Berenice und Alais versahen ihren Dienst bei der Fürstin. Guy de Muret hatte die Frau seines Freundes Terez de Foix am Morgen zum Schloss begleitet. Einer von ihnen, das war so ausgemacht, begab sich jeden Tag >zu Hofe<, um - stellvertretend für die anderen - Fürst Bohemund die Referenz zu erweisen und sich seiner Huld zu versichern.
Reiter hielten am Fuße des Turmes. Ein Blick hinab zeigte, dass der Fürst sie mit seinem Besuch überraschte, Terez und Pons sprangen auf, Rog erhob sich gemächlich, aber immer noch rechtzeitig, um den die Treppe hinaufstürmenden Bohemund wortlos umarmen zu können.
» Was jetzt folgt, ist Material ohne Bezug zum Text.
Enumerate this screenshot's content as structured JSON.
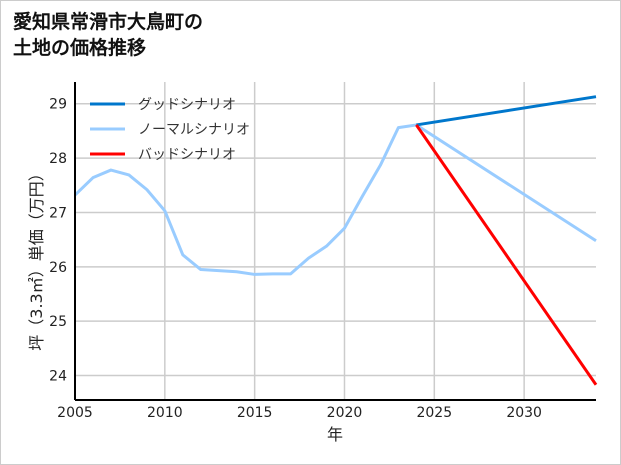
{
  "title_line1": "愛知県常滑市大鳥町の",
  "title_line2": "土地の価格推移",
  "chart_data": {
    "type": "line",
    "title": "愛知県常滑市大鳥町の土地の価格推移",
    "xlabel": "年",
    "ylabel": "坪（3.3㎡）単価（万円）",
    "xlim": [
      2005,
      2034
    ],
    "ylim": [
      23.55,
      29.4
    ],
    "xticks": [
      2005,
      2010,
      2015,
      2020,
      2025,
      2030
    ],
    "yticks": [
      24,
      25,
      26,
      27,
      28,
      29
    ],
    "grid": true,
    "legend_position": "top-left",
    "series": [
      {
        "name": "グッドシナリオ",
        "color": "#0077cc",
        "x": [
          2024,
          2034
        ],
        "y": [
          28.61,
          29.13
        ]
      },
      {
        "name": "ノーマルシナリオ",
        "color": "#99ccff",
        "x": [
          2005,
          2006,
          2007,
          2008,
          2009,
          2010,
          2011,
          2012,
          2013,
          2014,
          2015,
          2016,
          2017,
          2018,
          2019,
          2020,
          2021,
          2022,
          2023,
          2024,
          2034
        ],
        "y": [
          27.32,
          27.64,
          27.78,
          27.69,
          27.42,
          27.03,
          26.22,
          25.95,
          25.93,
          25.91,
          25.86,
          25.87,
          25.87,
          26.16,
          26.38,
          26.71,
          27.3,
          27.87,
          28.56,
          28.61,
          26.48
        ]
      },
      {
        "name": "バッドシナリオ",
        "color": "#ff0000",
        "x": [
          2024,
          2034
        ],
        "y": [
          28.61,
          23.83
        ]
      }
    ]
  }
}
Lange dauerte die Umarmung, die mehr Fragen stellte als Antworten gab. Endlich löste sich der Fürst und sagte nur: »Und Yeza?!«
Seinen Ärger schluckend, ging Roc darauf ein. »Wenn Ihr, werter Bruder, die drei Herren hier entbehren wollt«, seine Gestalt straffte sich, »dann werde ich mich auf die Suche nach meiner geliebten damna machen!«
Der junge Fürst fackelte nicht lange. »Ich geb' Euch noch zehn Ritter obendrein, Roc Trencavel, samt Pferden und Knechten, damit Euer - unser aller Sehnen von Erfolg gekrönt wird.« Bohemund war weitaus mehr gerührt von der eigenen großmütigen Geste als etwa der unverhofft Beschenkte. »Ich wollte, meine Pflichten gäben mir die Freiheit, mit Euch auszuziehen zu dieser noblen Campagne!« Um sein feuchtes Auge zu verbergen, riss er den Trencavel stumm an sich, drehte sich um und stapfte die Treppen wieder hinunter.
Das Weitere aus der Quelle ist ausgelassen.